For whatever reason, Clinton and Pelosi have a strained relationship. On the surface it strikes me as Pelosi having a beef with Clinton rather than vice versa.
Maybe there's a reason. Maybe Clinton didn’t pay the expected homage to Speaker Pelosi when the California Democrat took the gavel.
I don’t see this in terms of a rivalry between two strong personalities in the party; both would publicly say there’s room for each of them.
This is something else. And that something else cost Clinton dearly.
From keeping superdelegates from endorsing her, to helping lobby key activists against climbing aboard the Clinton inevitability train, the rise of Nancy Pelosi played a much greater role in the eventual defeat of Clinton than one could have imagined.
Finally, no “coulda, shoulda, woulda” analysis would be complete without addressing Clinton's strained relationship with the media.
The distrust Clinton has for the media dates back to the ’92 campaign. She has simply never liked us.
Campaign bubble
If any of us were the subject of so many investigative and innuendo pieces over the course of a decade, perhaps we’d have the same contempt. However I’d argue her contempt for the press was passed down to her campaign staff leading to a bubble being erected around her camp.
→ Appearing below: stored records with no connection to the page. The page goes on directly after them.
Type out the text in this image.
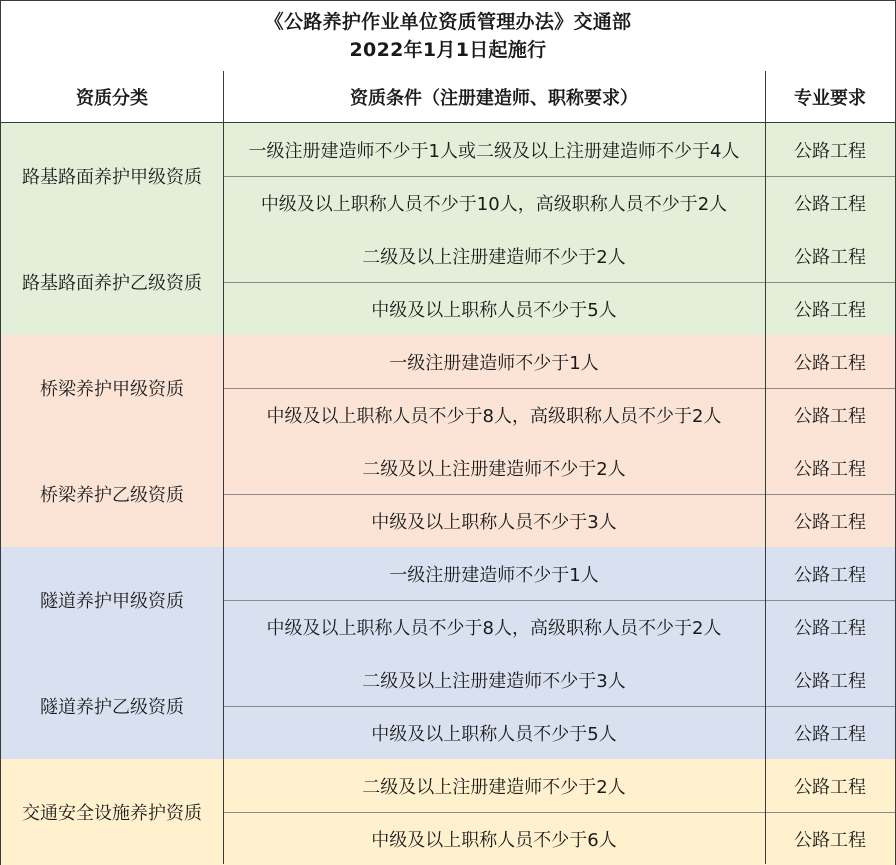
《公路养护作业单位资质管理办法》交通部
2022年1月1日起施行
资质分类	资质条件（注册建造师、职称要求）	专业要求
路基路面养护甲级资质
一级注册建造师不少于1人或二级及以上注册建造师不少于4人	公路工程
中级及以上职称人员不少于10人，高级职称人员不少于2人	公路工程
路基路面养护乙级资质
二级及以上注册建造师不少于2人	公路工程
中级及以上职称人员不少于5人	公路工程
桥梁养护甲级资质
一级注册建造师不少于1人	公路工程
中级及以上职称人员不少于8人，高级职称人员不少于2人	公路工程
桥梁养护乙级资质
二级及以上注册建造师不少于2人	公路工程
中级及以上职称人员不少于3人	公路工程
隧道养护甲级资质
一级注册建造师不少于1人	公路工程
中级及以上职称人员不少于8人，高级职称人员不少于2人	公路工程
隧道养护乙级资质
二级及以上注册建造师不少于3人	公路工程
中级及以上职称人员不少于5人	公路工程
交通安全设施养护资质
二级及以上注册建造师不少于2人	公路工程
中级及以上职称人员不少于6人	公路工程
This did nothing to allow Clinton to break out of the controlling, cautious and impersonal stereotype.
Imagine if she launched her campaign with a promise of media access and openness that was akin to what John McCain did. It would have forced Obama to do the same.
One of the under-written stories of this campaign is the lack of access to Obama. But because access to Clinton was even harder to come by, it never became an issue.
Openness to the media might have gone a long way to thaw some of those negative stereotypes.
Clinton supporters may read that last statement and say, “Aha! See, there is your evidence of anti-Clinton bias!”
But it is not bias, it is reality. She can’t expect the media to change its narrative of her if she doesn’t give them an alternative.
By staying inaccessible, by running for Bill Clinton’s third term, by keeping her tax returns and the donors to her husband’s library secret, her actions only fed preconceived notions. It was in her power to change this relationship with the media yet she chose not to.
So a summary of Hillary Clinton’s “coulda, shoulda, wouldas?”
• She shoulda run as a woman from the beginning;
• She shoulda gotten over her disdain for the media;
• She shoulda played the inside game a lot better post '04;
• She shoulda made sure she had more advocates at the DNC;
• She shoulda built a stronger relationship with Nancy Pelosi.
Had she done these "shouldas" she "coulda" been a movement and "woulda" been the Democratic nominee.